As chairperson of the audit committee and the audit committee financial expert, Mr. Major shall be entitled to an option to purchase 10,000 shares of common stock of the Company at an exercise price of $0.75 per share and $500 per month. This is in addition to the standard compensation received by all members of the Board of Directors for their service.

Item 3.01
Notice of Delisting or Failure to Satisfy a Continued Listing Rule or Standard; Transfer of Listing.

On August 1, 2005, the Company received a letter from The Nasdaq Stock Market notifying the Company that it had failed to certify its compliance with the new Audit Committee composition, Audit and Nominating Committee charter, Executive Sessions and Code of Conduct Requirements by July 31, 2005, which is a requirement for continued listing set forth in Nasdaq Marketplace Rule 4350, and that its securities were, therefore, subject to delisting from The Nasdaq SmallCap Market.
 
On August 4, 2005, the company elected Donald A. Major to the Board of Directors of the Company (see Item 5.02). As a result of the election of Mr. Major, the Company was able to certify its compliance with the new Audit Committee composition, Audit and Nominating Committee charter, Executive Sessions and Code of Conduct Requirements. Nasdaq subsequently sent a letter, dated August 4, 2004, confirming the Company’s compliance with the rules and indicated that no further action will be taken on the matter.

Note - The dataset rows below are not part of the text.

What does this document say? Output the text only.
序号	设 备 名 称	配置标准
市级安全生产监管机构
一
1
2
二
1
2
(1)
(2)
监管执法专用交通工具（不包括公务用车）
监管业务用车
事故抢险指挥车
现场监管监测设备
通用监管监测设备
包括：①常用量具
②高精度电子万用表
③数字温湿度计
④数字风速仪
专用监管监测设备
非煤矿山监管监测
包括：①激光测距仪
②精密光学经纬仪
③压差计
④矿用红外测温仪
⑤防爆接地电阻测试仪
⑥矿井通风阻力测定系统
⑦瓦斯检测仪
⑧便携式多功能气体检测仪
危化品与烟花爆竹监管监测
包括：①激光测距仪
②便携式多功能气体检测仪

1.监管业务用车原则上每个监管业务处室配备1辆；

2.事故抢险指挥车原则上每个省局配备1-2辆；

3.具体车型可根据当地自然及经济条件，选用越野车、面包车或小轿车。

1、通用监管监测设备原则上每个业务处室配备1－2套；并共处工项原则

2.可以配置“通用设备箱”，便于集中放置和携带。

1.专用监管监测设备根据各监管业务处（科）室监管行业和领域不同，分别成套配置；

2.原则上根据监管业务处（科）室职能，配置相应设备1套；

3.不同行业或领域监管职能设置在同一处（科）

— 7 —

On August 5, 2005, the Company issued a press release, attached to this Current Report on Form 8-K as Exhibit 99.1, reporting that it had received the Notice from Nasdaq.

Item 5.02
Departure of Directors or Principal Officers; Election of Directors; Appointment of Principal Officers

 
(d)
On August 4, 2005, Donald A. Major was elected to the Board of Directors of the Company, to serve as a Class II director to hold office until the annual meeting of stockholders in 2007. Mr. Major was also appointed chairperson of the Audit Committee and will serve as the Audit Committee financial expert under Rule 401(e) of Regulation S-B and Nasdaq Marketplace Rule 4350(d)(2). There are no transactions with the company that Mr. Major has been involved in or has plans to be involved in.

On August 5, 2005, the Company issued a press release, attached to this Current Report on Form 8-K as Exhibit 99.1, reporting Mr. Major’s appointment.



Item 9.01
Financial Statements and Exhibits.
 

 
(c)
 
Exhibit Number
  Title
         
   
99.1
  Press Release issued by Precision Optics Corporation, Inc. on August 5, 2005.
   


SIGNATURE

Pursuant to the requirements of the Securities Exchange Act of 1934, the Registrant has duly caused this report to be signed on its behalf by the undersigned hereunto duly authorized.
 
     
  PRECISION OPTICS CORPORATION, INC.
 
 
 
 
 
 
Date: August 5, 2005
By:   /s/ R. Michael Arbon
 
Name: R. Michael Arbon
 
Title: Chief Financial Officer and Clerk




EXHIBIT INDEX
 
Exhibit Number
  
Description
99.1
  
Press Release issued by Precision Optics Corporation, Inc. on August 5, 2005.